To me, that is the height of absurdity.  It robs the hero's motivation of any claim to plausibiltiy and, in a fantasy context, plausibility is essential.  When the hero craves excitement...the author is really writing from the reader's point-of-view.  From the hero's point-of-view, things look a lot different.  Think about it.  In real life, would anyone want their true love to be kidnapped by a madman bent on rape and murder?  Would anyone want to find themselves caught in fiendish traps with a very real possibility that they wouldn't escape alive?  Would Captain Kirk want excitement knowing some poor red shirt will probably be flash-fried before it's over?  I think we would all just as soon pass, thanks very much. 

Recently I was reading a novel by Otis Adelbert Kline called Planet of Peril.  Kline was famous as the only pulp author to write Edgar Rice Burroughs imitations which were nearly as good as Burroughs' own.  (He was also Robert E. Howard's agent.  Just thought I'd mention it.)  In the beginning of Planet of Peril the hero is offered the chance to teleport to Venus by exchanging consciousness with a Venusian.  With boyish enthusiasm he accepts.  But here is how the scientist describes the Venusian with which the hero will exchange consciousnesses: "your physical counterpart is a gentleman who has been enslaved by an Amazon ruler -- a princess with no thought save of her own pleasure.  He finds it impossible to escape from bondage, and is therefore willing to make the exchange." 

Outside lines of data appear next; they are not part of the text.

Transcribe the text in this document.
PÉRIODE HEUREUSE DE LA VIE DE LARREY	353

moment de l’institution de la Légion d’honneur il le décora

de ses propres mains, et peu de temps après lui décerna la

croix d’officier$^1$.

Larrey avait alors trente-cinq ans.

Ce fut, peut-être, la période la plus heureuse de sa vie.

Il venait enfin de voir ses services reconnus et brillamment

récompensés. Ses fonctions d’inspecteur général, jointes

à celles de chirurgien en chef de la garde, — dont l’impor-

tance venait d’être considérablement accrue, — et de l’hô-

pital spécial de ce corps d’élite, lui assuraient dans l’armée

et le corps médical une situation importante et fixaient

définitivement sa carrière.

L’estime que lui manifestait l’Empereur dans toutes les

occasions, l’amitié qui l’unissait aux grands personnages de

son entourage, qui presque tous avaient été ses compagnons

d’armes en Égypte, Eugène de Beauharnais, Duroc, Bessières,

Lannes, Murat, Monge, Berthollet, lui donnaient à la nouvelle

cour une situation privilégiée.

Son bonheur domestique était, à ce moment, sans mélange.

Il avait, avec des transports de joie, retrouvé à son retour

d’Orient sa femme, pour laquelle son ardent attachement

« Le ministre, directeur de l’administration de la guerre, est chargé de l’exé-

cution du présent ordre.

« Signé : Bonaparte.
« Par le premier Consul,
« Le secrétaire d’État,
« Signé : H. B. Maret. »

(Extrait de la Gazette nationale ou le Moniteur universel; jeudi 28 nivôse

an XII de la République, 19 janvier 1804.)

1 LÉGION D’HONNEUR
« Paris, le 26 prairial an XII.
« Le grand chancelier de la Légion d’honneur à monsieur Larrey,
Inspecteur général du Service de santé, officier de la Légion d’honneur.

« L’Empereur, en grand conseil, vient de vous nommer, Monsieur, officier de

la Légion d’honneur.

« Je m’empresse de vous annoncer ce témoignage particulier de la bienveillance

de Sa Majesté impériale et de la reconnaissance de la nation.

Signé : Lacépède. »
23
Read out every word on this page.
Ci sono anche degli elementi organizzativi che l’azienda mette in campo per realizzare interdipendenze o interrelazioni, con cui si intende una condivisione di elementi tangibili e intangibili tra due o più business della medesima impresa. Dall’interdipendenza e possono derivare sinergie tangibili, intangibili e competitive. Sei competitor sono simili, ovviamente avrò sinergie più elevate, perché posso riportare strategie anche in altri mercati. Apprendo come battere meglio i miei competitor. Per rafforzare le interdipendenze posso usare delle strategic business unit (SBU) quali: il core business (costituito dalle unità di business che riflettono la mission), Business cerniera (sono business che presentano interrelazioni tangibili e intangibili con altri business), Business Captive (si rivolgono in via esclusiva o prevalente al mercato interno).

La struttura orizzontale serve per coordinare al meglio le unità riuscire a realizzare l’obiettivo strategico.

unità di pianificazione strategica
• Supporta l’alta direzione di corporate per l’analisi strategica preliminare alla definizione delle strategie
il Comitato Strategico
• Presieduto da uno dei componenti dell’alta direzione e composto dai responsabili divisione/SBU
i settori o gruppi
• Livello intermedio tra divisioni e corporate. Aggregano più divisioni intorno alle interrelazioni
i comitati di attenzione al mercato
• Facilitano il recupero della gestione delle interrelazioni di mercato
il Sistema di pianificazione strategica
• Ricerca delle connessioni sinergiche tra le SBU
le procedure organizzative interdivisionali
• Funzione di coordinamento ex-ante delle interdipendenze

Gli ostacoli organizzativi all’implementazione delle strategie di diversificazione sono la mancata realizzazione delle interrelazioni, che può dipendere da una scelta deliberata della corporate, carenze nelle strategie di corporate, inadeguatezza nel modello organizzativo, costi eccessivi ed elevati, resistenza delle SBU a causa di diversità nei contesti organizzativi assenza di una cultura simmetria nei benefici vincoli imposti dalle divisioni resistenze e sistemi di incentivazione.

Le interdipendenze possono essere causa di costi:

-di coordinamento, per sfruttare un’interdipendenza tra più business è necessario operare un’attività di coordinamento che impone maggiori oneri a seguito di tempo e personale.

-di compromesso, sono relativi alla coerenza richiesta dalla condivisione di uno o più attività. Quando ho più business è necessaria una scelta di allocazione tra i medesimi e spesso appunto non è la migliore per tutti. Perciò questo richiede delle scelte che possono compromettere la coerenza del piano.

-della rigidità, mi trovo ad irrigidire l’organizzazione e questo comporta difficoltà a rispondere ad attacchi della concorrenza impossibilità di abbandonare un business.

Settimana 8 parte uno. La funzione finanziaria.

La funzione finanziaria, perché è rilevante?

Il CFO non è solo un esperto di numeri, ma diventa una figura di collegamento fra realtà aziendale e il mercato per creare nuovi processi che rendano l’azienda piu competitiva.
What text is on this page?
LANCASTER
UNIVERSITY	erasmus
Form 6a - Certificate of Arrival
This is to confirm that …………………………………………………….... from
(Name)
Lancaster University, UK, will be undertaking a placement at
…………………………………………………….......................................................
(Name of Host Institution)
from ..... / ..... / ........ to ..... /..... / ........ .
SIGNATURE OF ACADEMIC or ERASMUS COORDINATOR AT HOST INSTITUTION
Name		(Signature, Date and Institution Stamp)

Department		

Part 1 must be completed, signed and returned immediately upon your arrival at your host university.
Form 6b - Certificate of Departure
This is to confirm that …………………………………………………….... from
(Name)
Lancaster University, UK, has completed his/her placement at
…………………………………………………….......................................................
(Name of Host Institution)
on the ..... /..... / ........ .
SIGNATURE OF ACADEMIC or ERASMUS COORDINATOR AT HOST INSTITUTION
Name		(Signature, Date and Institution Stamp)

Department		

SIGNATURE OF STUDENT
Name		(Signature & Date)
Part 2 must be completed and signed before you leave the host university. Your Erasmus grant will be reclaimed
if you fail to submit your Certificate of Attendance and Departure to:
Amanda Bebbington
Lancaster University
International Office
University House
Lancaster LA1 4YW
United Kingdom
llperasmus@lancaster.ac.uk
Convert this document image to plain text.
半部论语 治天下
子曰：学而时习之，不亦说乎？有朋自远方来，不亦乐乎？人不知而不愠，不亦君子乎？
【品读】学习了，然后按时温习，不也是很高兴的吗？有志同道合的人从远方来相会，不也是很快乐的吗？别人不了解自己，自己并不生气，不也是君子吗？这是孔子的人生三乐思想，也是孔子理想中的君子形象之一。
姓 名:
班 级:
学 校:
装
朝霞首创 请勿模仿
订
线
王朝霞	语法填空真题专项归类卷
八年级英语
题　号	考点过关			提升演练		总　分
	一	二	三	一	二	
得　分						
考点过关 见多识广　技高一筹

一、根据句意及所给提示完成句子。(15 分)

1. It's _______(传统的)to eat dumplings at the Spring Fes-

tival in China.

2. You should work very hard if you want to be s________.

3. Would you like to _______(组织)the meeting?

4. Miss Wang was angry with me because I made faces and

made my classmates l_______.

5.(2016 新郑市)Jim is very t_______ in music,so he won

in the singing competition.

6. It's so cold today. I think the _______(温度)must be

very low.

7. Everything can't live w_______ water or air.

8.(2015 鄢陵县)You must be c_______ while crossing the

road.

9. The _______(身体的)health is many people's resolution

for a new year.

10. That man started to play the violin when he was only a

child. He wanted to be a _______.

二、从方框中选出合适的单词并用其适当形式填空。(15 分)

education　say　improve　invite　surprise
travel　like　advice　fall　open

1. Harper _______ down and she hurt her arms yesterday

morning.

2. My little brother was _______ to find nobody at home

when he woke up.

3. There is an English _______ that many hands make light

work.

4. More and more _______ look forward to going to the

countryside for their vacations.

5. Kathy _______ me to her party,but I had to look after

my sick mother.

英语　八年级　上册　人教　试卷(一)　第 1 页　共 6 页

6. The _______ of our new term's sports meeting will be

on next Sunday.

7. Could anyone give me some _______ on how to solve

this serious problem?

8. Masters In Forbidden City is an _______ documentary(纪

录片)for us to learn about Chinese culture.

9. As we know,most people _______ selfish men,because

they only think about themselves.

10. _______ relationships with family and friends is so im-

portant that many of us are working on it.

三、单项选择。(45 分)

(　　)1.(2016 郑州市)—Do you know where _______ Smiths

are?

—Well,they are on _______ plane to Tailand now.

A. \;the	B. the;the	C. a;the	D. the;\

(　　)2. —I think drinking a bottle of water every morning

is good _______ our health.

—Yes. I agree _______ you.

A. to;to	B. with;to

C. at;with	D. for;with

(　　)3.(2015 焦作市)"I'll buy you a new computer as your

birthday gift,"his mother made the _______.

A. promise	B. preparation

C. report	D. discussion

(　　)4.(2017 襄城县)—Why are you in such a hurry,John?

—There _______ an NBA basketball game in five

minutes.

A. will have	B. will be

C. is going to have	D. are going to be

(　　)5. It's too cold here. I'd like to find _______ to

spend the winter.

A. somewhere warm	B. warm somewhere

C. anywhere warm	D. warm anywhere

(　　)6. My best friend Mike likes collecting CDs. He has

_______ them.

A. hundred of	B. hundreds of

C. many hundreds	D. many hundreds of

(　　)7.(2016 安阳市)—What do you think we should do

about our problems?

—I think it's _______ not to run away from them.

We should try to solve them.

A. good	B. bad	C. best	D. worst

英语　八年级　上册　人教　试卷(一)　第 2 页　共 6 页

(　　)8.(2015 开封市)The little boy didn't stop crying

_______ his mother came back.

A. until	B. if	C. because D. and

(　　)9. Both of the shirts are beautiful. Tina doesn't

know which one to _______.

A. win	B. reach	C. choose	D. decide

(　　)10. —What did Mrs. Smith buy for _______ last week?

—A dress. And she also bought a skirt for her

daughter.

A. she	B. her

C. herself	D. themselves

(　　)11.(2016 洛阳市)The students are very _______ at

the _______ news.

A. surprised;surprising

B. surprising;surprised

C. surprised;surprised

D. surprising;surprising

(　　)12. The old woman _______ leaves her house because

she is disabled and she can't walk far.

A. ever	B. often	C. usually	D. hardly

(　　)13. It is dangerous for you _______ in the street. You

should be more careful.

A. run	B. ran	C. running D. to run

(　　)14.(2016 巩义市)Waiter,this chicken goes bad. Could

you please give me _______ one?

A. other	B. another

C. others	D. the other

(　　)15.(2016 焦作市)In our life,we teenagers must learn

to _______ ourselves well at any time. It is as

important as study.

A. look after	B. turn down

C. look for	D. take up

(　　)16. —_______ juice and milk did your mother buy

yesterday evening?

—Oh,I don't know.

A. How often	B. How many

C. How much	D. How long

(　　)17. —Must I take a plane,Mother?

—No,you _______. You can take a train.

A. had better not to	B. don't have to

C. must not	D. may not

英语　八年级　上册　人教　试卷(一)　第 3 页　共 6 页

Yikes!  Honestly, I know that description promises loads of lascivious thrills, but surely any real person would run screaming rather than trade places with a slave to some nutty Amazon dominatrix.  The Venusian slave was so desperate to escape he was willing to trade consciousnesses with an Earth man.  Shouldn't the hero have taken that as a clue? 

Burroughs rarely made that mistake.  No matter how exciting were his stories, they usually began with John Carter of Mars (or whomever) assuring the reader that, had he known what was to come, he would never have embarked upon the journey about which you are about to read, blah, blah, blah...

This point is neatly illustrated by the Chinese curse with which I began this editorial.  "May you live in interesting times."  (See how I bring it all around?  And you thought I was just a pretty face.)  Interesting times are fun to read about, but they are not so fun to experience in person.  One man's "interesting" is another man's Alien: Resurrection (ie. an unpleasant experience best done without).  Remember that the next time you are writing an adventure story.  Or the next time you are offered the chance to trade places with the slave of a Venusian Amazon dominatrix.

Although it probably wouldn't hurt to get her number.  Just in case.